The first version of the Scorecard is foundational to CMS’s ongoing efforts to enhance Medicaid and CHIP transparency and accountability. We’ve begun this initiative by publishing selected health and program indicators that include measures from the CMS Medicaid and CHIP Child and Adult Core Sets along with federal and state accountability measures. For the first time, we are publicly publishing measures that show how we are doing in the business of running these immense programs, including things like how quickly we review state managed care rate submissions or approve state section 1115 Medicaid demonstration projects. Our stakeholders, including beneficiaries, providers, and advocates, deserve to have this information available to them.
And we’re just getting started. Public reporting of meaningful quality and performance metrics is an important and ongoing responsibility of states and the federal government given Medicaid’s vital role in covering nation’s children and as the single greatest payer for long-term care services for the elderly and people with disabilities.

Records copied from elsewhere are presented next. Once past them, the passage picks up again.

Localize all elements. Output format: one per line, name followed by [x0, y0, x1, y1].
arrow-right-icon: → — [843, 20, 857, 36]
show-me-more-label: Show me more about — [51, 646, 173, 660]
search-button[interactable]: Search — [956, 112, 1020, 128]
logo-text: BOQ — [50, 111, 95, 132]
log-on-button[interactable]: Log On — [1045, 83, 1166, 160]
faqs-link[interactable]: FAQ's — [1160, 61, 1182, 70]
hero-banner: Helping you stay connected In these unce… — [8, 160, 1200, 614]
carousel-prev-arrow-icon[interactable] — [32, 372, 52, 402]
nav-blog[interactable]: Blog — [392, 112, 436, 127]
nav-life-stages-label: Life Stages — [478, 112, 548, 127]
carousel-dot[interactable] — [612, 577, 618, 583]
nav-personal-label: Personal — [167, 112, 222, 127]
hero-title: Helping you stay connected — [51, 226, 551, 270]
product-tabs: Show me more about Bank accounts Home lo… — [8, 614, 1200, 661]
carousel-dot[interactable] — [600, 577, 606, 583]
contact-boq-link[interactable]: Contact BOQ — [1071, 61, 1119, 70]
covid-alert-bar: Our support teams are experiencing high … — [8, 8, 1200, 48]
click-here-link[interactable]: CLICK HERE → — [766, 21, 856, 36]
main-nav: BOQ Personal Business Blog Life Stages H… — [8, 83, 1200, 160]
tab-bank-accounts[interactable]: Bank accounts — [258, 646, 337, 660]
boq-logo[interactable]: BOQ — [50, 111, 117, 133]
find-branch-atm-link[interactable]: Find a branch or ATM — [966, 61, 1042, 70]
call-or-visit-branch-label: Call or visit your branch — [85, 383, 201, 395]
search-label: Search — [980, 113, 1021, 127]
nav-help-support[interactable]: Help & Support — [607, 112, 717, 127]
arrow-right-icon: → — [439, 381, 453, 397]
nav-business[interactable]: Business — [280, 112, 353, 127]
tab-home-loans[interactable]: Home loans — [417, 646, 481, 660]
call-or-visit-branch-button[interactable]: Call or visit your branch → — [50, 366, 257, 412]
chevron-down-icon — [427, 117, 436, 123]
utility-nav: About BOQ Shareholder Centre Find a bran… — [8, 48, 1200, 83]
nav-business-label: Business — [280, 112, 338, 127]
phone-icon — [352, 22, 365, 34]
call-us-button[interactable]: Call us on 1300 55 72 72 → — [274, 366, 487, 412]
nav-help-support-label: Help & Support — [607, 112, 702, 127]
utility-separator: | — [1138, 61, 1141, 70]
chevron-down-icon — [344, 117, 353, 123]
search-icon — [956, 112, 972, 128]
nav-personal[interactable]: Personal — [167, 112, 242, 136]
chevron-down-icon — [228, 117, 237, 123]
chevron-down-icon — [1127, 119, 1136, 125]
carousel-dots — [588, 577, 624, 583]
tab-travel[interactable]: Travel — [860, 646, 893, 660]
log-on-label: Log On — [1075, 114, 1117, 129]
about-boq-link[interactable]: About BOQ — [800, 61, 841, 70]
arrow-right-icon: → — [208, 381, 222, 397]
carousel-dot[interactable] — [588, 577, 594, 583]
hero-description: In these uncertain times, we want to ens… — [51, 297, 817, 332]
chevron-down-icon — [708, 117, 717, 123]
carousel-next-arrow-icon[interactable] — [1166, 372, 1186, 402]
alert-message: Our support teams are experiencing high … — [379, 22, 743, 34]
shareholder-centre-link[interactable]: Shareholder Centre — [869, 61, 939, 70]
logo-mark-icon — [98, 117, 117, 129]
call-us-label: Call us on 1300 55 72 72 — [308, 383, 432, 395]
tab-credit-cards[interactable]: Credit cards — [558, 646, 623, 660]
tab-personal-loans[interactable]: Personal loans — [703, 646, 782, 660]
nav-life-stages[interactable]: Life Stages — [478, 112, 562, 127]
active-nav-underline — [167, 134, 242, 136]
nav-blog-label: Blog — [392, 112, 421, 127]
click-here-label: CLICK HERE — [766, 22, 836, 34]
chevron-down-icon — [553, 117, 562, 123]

That’s why, in future years, the Scorecard will be updated annually with new functionality and new metrics as data availability improves, including measures that focus on program integrity as well as opioid and home and community-based services quality metrics. Over time, we plan to add the ability for users of the Scorecard to generate year-to-year comparisons on key metrics, as well as to compare states on measures of cost and program integrity. While some variation may be inherent based on geographic, population, reporting or programmatic differences, the public should have access to information that allows them to understand how and why costs and outcomes can vary from state to state for the same populations. Then we can begin to ask important questions about what may really be driving differences in quality and efficiency.
CMS recognizes that continued insight from our state partners is a critical component in the maintenance of the Scorecard. I want to thank all the states for their assistance in the creation of this first iteration, particularly the 14 states that served on the National Association of Medicaid Director’s workgroup over the last six months. Many of the measures are only possible because of the commitment from states to collect and report on these important metrics. Through this partnership with states, CMS will continue to advance policies and projects that increase flexibility, improve accountability and enhance program integrity and are designed to fulfill Medicaid’s promise to help Americans lead healthier, more fulfilling lives.